I’ve done something similar with two agents, and the coordination actually isn’t as hard as I expected. The workflow platform handles sequencing automatically. You define which agent runs first, what its output looks like, then which agent runs next. The platform ensures data flows correctly.
The real problem isn’t coordination between agents—it’s when an agent produces unexpected output. An analyst might generate insights in a slightly different structure than the engineer expects. You need to be explicit about output formats. I used JSON schemas to enforce structure, and that eliminated most problems.
Error handling is crucial. Don’t assume agents will succeed on the first try. Build in retry logic with different parameters, fallback to simpler tasks if the complex one fails. That’s what keeps multi-agent workflows from falling apart.
Multi-agent coordination works when you think of each agent as a discrete service with clear contracts. The analyst doesn’t just generate insights—it generates structured insights in a format the engineer can parse. I’ve found that spending time upfront defining output schemas saves enormous amounts of debugging time.

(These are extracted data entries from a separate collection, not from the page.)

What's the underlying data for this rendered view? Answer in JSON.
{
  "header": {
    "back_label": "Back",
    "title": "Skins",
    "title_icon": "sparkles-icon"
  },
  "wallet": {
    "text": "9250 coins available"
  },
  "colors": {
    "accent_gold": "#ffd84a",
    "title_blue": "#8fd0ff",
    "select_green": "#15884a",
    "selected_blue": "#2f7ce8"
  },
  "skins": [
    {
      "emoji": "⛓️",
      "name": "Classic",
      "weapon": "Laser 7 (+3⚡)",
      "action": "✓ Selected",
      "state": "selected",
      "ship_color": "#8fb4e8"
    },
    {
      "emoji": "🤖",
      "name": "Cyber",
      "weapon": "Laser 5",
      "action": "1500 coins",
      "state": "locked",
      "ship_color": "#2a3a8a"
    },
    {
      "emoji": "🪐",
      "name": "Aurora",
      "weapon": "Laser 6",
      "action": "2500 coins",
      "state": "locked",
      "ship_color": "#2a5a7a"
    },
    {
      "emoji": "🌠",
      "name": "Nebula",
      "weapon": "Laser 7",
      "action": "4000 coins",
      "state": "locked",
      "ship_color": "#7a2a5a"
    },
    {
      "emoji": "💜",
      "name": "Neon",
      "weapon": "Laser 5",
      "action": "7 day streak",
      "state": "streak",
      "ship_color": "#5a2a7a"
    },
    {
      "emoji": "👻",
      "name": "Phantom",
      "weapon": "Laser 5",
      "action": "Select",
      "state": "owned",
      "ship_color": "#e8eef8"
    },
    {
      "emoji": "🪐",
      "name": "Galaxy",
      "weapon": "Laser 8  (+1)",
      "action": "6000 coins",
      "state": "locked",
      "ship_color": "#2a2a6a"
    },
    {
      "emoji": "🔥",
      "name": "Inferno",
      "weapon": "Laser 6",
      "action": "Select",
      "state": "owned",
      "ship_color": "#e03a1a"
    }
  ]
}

The chaos typically emerges when agents have vague responsibilities or overlapping goals. If both agents can modify the same data, you get conflicts. If one agent’s failure doesn’t stop the other, you end up with partial results that look correct but aren’t. Clear ownership and explicit handoff points prevent this.
Autonomous teams require explicit orchestration primitives. Latenode models this through workflow structure—each agent is a step with defined inputs and outputs. The workflow engine enforces contracts and manages dependencies. This is fundamentally different from spawning independent agents and hoping they coordinate.
I’ve observed that multi-agent workflows succeed when the problem decomposes naturally into sequential or parallel stages. Your scenario—analysis feeding into engineering—decomposes well. Each stage has a clear owner and clear dependencies. More complex scenarios with circular dependencies or simultaneous modifications to shared state become problematic.